Our work has some limitations. First, the lack of biomarkers data. As the cognitive reserve hypothesis is based on the assumption that different grade of pathology load corresponds to a different grade of cognitive decline, the estimation of grade disease by means of CSF biomarkers and functional and structural imaging may undoubtedly provide useful information. Secondly, as it is a single-center study, there may be estimator and analytical biases with regard to assessment and diagnosis procedures. Moreover, as we considered a clinic-based cohort, sampling error might be possible. Finally, due to the absence of a comparison group, we cannot describe if the relationship between cognitive reserve and sex is specific to SCD patients or if they can be detected in older adult people.

On the other hand, this study has some remarkable strengths such as the relatively large sample size and the inclusion of a great number of variables, among which genetic variables, scale for depression, two cognitive reserve proxies, and a cognitive complaints measure. Moreover, to the best of our knowledge, this is one of the first studies investigating gender differences in cognitive reserve in SCD.

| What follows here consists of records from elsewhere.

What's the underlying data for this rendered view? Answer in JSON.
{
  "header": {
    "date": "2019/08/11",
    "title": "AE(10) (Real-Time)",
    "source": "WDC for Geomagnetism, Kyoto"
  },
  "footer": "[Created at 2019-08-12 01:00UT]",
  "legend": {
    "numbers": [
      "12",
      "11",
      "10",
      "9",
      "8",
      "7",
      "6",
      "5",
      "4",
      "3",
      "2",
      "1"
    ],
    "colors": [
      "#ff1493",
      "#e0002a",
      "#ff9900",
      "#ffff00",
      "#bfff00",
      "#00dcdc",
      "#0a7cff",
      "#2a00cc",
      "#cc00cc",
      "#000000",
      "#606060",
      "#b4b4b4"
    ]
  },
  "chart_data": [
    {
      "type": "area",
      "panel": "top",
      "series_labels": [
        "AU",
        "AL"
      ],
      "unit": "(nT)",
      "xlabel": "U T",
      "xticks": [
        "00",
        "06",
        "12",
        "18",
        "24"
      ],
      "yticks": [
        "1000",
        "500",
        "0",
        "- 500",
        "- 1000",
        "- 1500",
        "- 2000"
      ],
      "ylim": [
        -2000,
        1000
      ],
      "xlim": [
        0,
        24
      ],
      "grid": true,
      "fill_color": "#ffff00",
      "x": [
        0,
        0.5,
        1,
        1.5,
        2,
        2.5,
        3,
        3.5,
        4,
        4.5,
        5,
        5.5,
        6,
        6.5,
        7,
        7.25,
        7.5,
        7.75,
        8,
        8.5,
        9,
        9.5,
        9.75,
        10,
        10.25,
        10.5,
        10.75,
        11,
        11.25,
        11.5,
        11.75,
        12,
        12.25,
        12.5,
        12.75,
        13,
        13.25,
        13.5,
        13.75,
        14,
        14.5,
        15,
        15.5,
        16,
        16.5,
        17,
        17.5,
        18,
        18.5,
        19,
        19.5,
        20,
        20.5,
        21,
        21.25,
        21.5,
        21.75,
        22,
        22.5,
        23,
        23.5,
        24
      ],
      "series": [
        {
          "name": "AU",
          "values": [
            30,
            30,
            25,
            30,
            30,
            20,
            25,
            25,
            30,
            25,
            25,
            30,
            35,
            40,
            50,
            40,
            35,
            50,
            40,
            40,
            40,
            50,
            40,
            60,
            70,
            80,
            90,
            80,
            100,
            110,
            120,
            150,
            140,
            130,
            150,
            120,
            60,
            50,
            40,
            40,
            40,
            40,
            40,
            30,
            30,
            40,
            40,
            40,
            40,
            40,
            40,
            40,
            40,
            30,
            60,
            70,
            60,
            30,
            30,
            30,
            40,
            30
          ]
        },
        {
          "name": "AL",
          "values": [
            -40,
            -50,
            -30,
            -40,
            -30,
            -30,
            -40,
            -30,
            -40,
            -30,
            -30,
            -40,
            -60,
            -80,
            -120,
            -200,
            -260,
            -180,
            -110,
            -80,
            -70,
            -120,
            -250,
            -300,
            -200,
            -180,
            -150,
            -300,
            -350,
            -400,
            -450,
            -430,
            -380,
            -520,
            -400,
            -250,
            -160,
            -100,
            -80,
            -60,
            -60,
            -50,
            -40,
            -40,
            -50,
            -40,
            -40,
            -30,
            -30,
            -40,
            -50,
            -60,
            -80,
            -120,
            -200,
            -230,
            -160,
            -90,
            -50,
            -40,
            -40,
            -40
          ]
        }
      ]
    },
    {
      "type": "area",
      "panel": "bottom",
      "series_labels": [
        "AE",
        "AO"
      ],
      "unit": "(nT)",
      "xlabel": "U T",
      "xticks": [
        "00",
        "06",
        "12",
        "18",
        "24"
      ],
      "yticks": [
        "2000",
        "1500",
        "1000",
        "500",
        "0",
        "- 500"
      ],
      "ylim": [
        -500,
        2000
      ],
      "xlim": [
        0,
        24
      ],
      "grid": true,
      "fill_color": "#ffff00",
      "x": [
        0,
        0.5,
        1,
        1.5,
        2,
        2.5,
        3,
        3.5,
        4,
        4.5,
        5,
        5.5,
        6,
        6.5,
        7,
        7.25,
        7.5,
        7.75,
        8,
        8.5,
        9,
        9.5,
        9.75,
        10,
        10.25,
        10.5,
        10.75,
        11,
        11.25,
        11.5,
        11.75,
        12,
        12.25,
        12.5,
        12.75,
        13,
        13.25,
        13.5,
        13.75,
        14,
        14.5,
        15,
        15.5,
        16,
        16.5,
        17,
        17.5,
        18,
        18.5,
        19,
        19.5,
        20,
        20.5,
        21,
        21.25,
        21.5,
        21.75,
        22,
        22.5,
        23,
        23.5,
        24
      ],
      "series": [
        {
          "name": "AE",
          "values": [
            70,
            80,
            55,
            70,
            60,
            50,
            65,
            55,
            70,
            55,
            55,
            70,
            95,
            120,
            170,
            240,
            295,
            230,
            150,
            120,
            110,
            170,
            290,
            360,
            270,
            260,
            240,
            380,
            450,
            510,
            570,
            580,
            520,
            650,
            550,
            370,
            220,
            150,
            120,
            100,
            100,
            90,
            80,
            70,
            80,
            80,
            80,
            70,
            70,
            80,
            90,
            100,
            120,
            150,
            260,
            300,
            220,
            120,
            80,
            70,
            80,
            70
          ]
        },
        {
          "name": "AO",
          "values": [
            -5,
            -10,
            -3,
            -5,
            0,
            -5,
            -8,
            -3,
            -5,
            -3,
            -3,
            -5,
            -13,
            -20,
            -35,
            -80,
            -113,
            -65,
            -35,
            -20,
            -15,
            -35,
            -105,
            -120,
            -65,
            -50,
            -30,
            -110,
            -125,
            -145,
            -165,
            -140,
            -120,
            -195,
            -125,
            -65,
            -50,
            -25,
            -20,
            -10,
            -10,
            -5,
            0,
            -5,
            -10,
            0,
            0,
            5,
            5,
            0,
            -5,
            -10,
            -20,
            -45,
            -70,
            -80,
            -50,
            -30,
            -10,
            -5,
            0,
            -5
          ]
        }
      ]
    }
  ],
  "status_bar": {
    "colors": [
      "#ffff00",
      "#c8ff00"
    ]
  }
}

In conclusion, we showed that sex and cognitive reserve interact in influencing age at onset and severity of SCD. This interaction seems to hide a high degree of complexity and, at the state of the art, it is not possible to define a complete and uniform model describing the relationship between sex and cognitive reserve in SCD. The understanding of such gendered differences and complexities is pivotal for integrating cognitive reserve into a personalized medicine approach, especially in SCD cohorts’ studies, in order to better define the risk of progression to AD and to detect candidates for future treatment options.